Film: American Made
Cast: Tom Cruise, Domhnall Gleeson, Caleb Landry Jones, Sarah Wright, E. Roger Mitchell, Jesse Plemons, Lola Kirke, Alejandro Edda, Benito Martinez, Jayma Mays
Director: Doug Liman
Who, in their right minds, would want to enlist as a spook in return for being abandoned if ever you should get caught? I suppose you have to be slightly unhinged or consumed by love for the motherland or maybe, just maybe, it’s a combination of both. For Barry Seal, the charming rogue played by Tom Cruise (in top form as usual) the motivation also encompasses lucre, lovely lucre.

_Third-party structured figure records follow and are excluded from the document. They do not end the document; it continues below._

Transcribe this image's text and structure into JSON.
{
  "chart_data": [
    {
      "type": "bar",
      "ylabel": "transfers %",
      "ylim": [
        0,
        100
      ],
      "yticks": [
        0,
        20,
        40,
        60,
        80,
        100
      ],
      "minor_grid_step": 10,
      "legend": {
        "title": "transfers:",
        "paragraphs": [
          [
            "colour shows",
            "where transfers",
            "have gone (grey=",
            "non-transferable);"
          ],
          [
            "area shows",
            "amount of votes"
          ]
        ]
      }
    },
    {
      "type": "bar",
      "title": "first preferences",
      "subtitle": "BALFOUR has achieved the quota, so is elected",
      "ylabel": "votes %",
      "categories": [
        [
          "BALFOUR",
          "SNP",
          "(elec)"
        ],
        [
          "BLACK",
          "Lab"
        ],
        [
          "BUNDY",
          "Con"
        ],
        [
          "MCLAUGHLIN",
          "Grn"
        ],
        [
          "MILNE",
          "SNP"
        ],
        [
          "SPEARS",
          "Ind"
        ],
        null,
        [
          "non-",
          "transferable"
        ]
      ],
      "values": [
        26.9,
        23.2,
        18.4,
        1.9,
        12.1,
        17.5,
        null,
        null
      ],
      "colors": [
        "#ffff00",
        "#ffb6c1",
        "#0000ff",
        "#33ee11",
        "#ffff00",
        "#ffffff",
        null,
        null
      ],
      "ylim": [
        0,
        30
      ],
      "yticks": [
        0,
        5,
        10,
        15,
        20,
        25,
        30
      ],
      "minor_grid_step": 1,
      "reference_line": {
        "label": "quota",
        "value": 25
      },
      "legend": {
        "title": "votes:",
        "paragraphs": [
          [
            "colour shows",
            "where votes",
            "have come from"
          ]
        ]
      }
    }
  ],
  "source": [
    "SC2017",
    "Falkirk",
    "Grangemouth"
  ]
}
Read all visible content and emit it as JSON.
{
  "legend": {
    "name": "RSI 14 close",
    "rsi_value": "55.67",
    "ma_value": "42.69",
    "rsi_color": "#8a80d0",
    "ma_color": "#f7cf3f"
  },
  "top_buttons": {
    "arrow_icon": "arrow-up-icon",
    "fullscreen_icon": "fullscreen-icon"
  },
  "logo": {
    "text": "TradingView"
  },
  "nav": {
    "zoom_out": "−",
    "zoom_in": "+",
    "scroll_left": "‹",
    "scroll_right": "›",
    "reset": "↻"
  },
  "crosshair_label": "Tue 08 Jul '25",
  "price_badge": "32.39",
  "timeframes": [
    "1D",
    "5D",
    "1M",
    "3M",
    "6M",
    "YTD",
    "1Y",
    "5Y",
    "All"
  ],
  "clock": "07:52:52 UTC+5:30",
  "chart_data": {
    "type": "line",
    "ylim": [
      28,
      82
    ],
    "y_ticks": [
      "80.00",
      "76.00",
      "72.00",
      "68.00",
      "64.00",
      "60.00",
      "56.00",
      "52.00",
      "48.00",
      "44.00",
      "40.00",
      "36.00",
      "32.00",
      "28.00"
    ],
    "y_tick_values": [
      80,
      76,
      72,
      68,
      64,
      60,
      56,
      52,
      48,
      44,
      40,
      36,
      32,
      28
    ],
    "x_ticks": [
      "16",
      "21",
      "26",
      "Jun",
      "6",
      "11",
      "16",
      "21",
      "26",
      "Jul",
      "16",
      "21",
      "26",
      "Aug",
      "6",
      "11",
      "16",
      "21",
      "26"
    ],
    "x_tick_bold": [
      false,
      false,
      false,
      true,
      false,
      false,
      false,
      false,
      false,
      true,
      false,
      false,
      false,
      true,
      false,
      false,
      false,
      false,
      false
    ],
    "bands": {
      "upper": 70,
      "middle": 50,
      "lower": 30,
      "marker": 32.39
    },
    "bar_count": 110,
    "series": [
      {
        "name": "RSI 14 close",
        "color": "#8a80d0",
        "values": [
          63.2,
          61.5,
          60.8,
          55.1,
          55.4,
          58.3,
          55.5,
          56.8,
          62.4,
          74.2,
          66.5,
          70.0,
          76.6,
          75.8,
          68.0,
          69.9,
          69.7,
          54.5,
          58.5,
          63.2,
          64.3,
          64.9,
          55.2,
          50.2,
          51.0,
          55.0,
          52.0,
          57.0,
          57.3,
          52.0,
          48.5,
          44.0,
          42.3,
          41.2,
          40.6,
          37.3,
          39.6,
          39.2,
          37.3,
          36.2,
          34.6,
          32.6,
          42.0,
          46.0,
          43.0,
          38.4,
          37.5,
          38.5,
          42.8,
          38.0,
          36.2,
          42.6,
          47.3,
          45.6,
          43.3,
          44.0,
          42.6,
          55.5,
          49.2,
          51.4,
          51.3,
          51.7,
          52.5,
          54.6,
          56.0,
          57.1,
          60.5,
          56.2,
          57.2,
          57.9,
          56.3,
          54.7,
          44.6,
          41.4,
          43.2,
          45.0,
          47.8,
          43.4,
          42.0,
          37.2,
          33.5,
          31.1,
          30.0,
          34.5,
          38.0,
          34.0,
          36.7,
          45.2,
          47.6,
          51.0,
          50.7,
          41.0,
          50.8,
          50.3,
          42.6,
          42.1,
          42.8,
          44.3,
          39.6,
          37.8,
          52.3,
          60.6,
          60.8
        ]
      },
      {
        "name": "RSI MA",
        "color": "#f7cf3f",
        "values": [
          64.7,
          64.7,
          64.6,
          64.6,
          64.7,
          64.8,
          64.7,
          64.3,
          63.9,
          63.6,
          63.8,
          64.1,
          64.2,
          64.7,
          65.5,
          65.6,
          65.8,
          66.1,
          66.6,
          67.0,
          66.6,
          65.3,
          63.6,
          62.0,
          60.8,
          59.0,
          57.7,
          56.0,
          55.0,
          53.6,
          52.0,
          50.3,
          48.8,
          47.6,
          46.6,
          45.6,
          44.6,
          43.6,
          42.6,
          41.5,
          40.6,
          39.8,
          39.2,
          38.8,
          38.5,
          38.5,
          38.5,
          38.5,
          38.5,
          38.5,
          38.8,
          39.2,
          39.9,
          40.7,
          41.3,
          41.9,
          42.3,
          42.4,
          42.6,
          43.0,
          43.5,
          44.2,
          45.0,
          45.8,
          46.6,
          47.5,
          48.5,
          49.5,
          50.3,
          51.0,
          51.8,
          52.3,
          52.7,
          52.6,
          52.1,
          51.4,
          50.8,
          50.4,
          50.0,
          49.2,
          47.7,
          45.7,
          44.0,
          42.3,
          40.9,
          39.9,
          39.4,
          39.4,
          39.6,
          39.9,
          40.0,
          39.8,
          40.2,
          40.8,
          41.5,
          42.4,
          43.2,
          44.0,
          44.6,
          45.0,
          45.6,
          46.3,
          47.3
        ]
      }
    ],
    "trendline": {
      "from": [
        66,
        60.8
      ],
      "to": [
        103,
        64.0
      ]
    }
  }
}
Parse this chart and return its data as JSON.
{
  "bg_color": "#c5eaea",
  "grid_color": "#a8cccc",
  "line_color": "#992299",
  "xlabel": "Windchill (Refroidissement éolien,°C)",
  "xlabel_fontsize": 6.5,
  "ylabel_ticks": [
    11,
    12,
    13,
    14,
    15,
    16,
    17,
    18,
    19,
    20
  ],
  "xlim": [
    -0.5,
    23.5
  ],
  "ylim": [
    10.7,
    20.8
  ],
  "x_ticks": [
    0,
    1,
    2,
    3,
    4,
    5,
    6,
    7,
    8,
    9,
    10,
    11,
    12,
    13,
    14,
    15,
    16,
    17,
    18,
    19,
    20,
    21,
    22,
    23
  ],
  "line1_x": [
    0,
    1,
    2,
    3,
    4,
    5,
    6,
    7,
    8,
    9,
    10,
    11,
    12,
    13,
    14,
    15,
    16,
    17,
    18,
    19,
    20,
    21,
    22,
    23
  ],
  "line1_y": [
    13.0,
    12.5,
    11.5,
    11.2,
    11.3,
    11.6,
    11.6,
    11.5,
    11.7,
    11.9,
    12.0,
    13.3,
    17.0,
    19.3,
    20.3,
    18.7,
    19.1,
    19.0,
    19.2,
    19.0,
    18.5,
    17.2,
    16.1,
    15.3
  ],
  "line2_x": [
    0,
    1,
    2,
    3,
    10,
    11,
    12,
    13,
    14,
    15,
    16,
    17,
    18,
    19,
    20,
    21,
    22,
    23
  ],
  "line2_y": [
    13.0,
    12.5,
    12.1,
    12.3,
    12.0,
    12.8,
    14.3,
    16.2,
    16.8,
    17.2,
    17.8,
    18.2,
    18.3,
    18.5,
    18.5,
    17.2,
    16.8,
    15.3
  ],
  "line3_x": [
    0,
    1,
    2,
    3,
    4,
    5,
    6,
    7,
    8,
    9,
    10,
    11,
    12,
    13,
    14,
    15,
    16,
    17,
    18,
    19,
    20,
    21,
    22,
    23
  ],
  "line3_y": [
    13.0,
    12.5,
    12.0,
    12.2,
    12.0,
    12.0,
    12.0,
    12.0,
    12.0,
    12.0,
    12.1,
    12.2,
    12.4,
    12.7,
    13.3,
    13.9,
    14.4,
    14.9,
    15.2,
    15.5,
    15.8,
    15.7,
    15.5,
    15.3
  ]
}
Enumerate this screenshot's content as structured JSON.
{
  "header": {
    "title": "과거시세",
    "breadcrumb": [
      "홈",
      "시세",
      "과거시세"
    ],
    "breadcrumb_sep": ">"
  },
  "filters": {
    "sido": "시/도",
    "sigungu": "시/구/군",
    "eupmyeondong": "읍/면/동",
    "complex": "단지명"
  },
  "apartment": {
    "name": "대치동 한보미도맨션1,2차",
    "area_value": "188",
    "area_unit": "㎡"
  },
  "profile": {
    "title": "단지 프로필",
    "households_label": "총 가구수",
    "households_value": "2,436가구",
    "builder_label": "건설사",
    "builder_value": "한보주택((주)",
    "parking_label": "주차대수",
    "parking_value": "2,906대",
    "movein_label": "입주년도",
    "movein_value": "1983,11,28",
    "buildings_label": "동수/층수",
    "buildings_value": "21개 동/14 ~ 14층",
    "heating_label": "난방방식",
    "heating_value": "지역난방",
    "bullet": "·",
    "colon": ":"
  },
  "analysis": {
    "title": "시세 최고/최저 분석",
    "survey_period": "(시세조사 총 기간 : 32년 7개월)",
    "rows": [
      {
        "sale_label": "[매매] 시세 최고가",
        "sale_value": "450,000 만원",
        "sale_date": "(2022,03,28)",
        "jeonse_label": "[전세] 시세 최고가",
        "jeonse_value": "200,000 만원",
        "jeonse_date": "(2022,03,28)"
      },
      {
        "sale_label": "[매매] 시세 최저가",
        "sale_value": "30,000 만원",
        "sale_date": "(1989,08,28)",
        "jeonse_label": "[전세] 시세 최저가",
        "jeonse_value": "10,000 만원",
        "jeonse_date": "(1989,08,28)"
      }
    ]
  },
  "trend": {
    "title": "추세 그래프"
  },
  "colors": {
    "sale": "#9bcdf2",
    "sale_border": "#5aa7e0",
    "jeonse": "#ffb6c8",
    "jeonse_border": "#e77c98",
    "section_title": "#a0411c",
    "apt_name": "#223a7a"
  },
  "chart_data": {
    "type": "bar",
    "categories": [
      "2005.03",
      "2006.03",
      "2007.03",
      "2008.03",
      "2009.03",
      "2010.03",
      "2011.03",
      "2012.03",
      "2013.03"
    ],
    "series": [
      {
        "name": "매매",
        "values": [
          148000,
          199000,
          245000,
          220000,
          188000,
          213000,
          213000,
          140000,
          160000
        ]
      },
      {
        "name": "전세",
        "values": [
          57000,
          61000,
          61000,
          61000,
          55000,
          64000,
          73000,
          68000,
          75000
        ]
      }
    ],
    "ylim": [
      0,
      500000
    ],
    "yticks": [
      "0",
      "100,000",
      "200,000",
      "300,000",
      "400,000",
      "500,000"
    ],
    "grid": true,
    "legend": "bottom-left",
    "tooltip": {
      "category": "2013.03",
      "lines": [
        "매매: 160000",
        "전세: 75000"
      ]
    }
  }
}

As Seal, Cruise reunites with his Edge of Tomorrow director, Doug Liman in a globe-trotting thriller written for the screen by Gary Spinelli from the true story of a pilot who worked for the CIA, the Columbian Medellin cartel, the DEA and the White House. Phew! Seal made hay while the sun shone, brightly indeed, until he was found out and machine-gunned by the cartel. Not clubbed to death as the movie suggests. We see he is solicitous about “collateral damage”. But not about the murky shenanigans that ended in the Iran Contra scandal. Ollie North shows up in the movie too. Remember Ollie North?
Memorable then are the scenes featuring Domhnall Gleeson’s sinister Schafer who recruits Seal for the CIA’s dirty fight against the Commie threat.
Liman-Spinelli, however, sanitises Seal’s flawed character. He is concerned for his own family (but not those whose lives he is helping ruin.) Corruption – personal/political – is played for laughs. I was flummoxed by the Catholic statues lining the “airfield” of the Colombian cartel whose Catholicism is as questionable as that of the Italian Mafia.Laugh, the viewer, certainly will, when Seal tells his wife to put on as much jewellery as possible – even a fur coat- since US law forbids confiscation of bodily adornments. But our lives do not consist in the abundance of possessions. Liman doesn’t adopt the moral high horse even as he keep the narrative moving briskly.